Cela aurait pu être trop lourd à supporter, comme celui de Pinter.Trahisonsuperposé à l’envers sur lui-même – sans les chansons à couper le souffle. Aussi difficiles qu'elles soient à chanter (Brown qualifie modestement cette tâche d'olympienne), elles sont, dans la nature des bonnes chansons en général, des expressions de l'âme vivante, et donc édifiantes même dans les tourments. Celles-ci se révèlent également être implacablement agréables en tant que musique de théâtre et parmi les grandes réalisations récentes en matière de délimitation des personnages à travers les paroles. Cela ne fait pas de mal qu'ils soient magnifiquement interprétés par Betsy Wolfe et Adam Kantor, qui remplissent chaque saut et riff casse-cou de torrents de sensations. Wolfe est particulièrement doué pour détailler les chansons avec des micro-beats discrets et souvent hilarants, sans jamais perdre le fil conducteur musical. Kantor, dont le rôle lui donne moins de variété de ton, laisse néanmoins croire que la fin du mariage, même si elle est en grande partie de sa faute, est aussi sa perte.

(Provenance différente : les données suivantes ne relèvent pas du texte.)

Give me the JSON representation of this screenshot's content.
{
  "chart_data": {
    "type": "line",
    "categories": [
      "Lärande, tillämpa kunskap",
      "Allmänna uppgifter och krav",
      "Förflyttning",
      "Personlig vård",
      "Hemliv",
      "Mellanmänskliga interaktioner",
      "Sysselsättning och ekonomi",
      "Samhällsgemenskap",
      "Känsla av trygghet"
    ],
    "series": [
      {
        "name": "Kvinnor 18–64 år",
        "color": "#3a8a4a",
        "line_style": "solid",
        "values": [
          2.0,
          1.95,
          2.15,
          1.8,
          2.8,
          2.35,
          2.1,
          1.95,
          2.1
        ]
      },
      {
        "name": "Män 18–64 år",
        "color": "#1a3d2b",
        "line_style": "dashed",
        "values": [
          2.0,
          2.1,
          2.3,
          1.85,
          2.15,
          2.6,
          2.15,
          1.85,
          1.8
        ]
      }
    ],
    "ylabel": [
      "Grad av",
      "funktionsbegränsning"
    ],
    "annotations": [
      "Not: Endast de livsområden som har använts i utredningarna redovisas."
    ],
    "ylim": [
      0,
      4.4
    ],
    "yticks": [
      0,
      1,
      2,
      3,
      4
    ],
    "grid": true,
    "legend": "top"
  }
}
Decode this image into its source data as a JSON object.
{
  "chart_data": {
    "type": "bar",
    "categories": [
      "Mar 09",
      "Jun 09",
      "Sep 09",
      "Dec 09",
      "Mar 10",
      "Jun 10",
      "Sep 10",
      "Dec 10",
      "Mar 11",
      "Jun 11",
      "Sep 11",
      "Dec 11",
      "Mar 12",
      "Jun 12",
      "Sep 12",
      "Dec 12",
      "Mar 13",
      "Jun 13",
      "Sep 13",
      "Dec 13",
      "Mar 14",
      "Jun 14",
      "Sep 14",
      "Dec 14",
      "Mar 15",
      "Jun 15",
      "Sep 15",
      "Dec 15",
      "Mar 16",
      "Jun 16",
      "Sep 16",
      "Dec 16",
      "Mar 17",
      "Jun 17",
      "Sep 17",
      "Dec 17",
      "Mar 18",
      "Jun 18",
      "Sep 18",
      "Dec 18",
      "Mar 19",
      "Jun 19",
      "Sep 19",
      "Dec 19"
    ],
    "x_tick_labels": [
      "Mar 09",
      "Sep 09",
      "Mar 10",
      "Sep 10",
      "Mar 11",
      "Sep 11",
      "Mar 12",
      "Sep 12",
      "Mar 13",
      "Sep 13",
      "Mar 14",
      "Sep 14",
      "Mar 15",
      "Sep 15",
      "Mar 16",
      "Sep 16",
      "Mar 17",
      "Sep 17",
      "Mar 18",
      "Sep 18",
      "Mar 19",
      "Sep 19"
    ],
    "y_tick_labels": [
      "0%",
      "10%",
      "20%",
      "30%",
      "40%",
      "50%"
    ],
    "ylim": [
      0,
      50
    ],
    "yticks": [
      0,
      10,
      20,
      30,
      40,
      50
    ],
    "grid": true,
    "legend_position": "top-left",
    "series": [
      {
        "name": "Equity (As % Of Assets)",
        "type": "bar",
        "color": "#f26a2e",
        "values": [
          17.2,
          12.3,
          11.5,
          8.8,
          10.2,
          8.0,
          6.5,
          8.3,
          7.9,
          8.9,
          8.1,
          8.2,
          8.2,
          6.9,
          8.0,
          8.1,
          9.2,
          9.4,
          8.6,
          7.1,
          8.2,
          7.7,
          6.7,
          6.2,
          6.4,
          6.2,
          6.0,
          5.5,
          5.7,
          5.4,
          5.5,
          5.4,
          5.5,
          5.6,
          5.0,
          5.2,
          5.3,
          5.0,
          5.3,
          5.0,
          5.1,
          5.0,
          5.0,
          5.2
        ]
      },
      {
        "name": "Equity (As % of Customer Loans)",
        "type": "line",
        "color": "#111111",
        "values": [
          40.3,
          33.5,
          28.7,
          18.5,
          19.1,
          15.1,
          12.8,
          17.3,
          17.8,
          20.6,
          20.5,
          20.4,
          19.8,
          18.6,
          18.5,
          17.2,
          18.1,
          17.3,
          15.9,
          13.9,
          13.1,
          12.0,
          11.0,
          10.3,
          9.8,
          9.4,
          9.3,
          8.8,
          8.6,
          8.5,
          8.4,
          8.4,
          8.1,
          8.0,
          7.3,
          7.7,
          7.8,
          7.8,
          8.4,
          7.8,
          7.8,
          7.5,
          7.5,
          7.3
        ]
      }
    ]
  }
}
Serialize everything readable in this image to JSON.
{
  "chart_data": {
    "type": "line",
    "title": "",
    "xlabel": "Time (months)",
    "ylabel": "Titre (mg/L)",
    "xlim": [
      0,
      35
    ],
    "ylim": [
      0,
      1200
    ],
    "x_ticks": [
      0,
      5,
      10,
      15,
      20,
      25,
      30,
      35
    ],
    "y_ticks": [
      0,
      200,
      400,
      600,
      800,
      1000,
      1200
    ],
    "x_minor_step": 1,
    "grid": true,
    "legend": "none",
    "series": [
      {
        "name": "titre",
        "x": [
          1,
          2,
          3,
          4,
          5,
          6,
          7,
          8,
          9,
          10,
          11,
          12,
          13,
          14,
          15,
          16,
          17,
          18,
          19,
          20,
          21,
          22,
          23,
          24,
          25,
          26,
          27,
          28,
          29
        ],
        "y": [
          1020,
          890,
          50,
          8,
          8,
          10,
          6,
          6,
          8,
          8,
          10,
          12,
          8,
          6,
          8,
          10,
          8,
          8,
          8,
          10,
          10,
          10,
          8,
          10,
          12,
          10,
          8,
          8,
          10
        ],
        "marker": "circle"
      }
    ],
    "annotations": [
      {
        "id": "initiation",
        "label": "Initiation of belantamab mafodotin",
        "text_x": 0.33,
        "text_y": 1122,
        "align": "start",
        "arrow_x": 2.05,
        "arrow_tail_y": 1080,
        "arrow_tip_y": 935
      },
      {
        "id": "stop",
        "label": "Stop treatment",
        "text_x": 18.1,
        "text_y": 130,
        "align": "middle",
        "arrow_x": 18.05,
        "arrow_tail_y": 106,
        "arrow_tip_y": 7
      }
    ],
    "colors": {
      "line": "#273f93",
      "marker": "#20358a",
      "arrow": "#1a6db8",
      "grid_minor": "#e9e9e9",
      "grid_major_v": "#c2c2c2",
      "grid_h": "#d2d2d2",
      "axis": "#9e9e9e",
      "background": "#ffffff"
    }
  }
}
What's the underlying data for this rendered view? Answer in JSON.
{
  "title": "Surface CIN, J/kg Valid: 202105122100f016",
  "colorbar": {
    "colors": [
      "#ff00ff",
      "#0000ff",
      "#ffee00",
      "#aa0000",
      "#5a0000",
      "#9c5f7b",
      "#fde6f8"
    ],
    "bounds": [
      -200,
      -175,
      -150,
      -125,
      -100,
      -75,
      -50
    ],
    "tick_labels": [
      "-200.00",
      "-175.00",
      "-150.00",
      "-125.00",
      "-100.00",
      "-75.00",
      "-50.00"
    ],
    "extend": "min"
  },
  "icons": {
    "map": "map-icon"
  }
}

Ce qui nous ramène à Brown. La question de sa mise en scèneLes cinq dernières annéesavait été de savoir s'il était trop proche du matériau pour bien l'équilibrer. Il s’avère qu’il s’en est bien sorti sur ce point. Il a mis en place une belle expérience émotionnelle et auditive de son travail. (L'orchestre de six musiciens, dirigé par Andrew Resnick sous la direction musicale de Tom Murray, est exemplaire.) Mais la production visuelle — peut-être en réponse à la mise en scène originale de Daisy Prince, qui avait une mise en scène baroque — est étrangement stérile, dominée comme c'est le cas par une série de fenêtres flottantes de mauvais augure. Cela et quelques petites erreurs bâclées suggèrent que, malgré tous ses talents reconnus, Brown aurait peut-être mieux fait de suivre les idées reçues concernant la direction de son propre travail. Combien de chapeaux même le grand fromage peut-il porter ?

Les cinq dernières annéesest au Second Stage Theatre jusqu'au 12 mai.